Chancellor McCormick noted that in determining whether an employee has a reasonable expectation of privacy in his or her emails, Delaware has looked to a four-factor test established in In re Asia Global Crossing (S.D.N.Y. BKR 2005). That test looks primarily to whether “company policies and historical practices made it reasonable for employees to expect privacy in company-sponsored email.” Although acknowledging that the Chancery Court had compelled production of emails under a nearly identical policy in the WeWork litigation, she concluded that two mitigating factors mandated a different conclusion in this case. The first mitigating factor was the fact that both Tesla and SpaceX had policies limiting the grounds for monitoring employee emails, while the second mitigating factor was the existence of Musk-specific rules:

As the second and perhaps most forceful mitigating consideration, Defendants argue that the “default” policies of SpaceX and Tesla do not apply to Musk, and that each company adopted “Musk-specific” rules. For this, Defendants rely exclusively on the affidavits of Musk, IT managers from SpaceX and Tesla, and the head of Tesla’s legal department. Those affidavits state, unequivocally, that Musk had “unrestricted” personal use of his Tesla email account, that “no one” at Tesla can access those emails without Musk’s consent except “to the extent legally necessary,” and that “nobody” at SpaceX can access his email account without Musk’s express consent.

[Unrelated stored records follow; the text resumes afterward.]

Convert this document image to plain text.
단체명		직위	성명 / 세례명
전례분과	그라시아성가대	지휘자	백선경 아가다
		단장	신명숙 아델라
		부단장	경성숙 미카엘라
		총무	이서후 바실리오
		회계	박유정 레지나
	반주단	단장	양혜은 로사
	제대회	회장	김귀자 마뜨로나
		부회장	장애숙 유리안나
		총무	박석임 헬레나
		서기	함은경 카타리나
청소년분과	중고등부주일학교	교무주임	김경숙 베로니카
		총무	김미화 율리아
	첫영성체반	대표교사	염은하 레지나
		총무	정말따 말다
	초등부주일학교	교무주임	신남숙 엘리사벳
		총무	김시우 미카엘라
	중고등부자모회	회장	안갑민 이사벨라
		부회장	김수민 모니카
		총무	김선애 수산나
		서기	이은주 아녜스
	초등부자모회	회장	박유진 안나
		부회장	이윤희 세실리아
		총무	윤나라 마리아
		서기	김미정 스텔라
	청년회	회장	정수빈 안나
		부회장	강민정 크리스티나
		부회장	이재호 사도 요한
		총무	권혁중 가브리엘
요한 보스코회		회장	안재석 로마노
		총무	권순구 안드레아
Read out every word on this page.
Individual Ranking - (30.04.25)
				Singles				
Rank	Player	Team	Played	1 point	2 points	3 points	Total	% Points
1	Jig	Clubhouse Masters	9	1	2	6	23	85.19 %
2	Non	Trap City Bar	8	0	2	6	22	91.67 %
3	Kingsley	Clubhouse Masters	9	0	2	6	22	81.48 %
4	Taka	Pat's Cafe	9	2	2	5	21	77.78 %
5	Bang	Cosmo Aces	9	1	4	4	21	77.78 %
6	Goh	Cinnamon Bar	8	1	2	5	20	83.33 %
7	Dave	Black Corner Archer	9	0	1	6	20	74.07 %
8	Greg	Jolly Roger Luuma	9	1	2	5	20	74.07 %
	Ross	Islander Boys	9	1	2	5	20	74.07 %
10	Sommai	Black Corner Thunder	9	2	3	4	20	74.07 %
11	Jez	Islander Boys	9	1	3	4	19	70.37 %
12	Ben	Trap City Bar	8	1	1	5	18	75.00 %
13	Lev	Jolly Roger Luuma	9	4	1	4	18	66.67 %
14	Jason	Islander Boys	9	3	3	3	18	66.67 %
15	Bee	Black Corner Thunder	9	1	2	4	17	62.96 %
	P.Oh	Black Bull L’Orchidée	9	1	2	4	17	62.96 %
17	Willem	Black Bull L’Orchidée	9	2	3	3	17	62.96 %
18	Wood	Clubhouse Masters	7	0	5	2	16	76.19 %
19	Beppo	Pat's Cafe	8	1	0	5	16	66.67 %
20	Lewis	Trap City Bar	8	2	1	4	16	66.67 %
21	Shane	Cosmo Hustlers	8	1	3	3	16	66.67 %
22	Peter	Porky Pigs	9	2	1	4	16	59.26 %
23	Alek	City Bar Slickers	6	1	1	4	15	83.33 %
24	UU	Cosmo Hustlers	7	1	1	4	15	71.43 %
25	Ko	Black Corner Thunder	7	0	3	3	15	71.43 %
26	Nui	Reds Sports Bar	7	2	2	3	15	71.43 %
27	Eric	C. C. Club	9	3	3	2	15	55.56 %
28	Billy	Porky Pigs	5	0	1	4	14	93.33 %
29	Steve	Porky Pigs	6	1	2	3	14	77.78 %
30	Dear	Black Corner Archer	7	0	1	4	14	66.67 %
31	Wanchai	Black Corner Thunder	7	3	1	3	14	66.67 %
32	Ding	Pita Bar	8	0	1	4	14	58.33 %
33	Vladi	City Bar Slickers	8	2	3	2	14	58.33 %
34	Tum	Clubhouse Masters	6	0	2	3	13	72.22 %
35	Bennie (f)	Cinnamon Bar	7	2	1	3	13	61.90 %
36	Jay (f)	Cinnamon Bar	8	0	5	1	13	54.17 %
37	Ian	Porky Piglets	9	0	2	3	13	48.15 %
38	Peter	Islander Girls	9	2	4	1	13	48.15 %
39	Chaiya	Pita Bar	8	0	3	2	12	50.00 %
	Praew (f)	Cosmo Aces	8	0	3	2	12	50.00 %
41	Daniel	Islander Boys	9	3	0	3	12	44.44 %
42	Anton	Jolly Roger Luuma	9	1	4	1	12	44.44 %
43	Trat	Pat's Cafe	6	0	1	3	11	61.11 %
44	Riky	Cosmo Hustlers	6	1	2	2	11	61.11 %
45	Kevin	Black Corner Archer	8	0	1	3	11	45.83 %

Chancellor McCormick acknowledged that a cynic might doubt that these Musk-specific policies really exist, considering that they are supported only by the affidavits of Musk & his employees and that no corporate records support their existence. Yet she concluded that the evidence “rings true”:

The court has little doubt that neither SpaceX nor Tesla view him as on par with other employees, that he has the power to direct operational decisions, and that nobody at either company would access his information without first obtaining his approval. One can debate whether this corporate reality makes for good “corporate hygiene,” but it is difficult to discredit the recitation of the facts.

In other words, when it comes to protecting personal emails on corporate accounts from discovery, “It’s good to be da King!”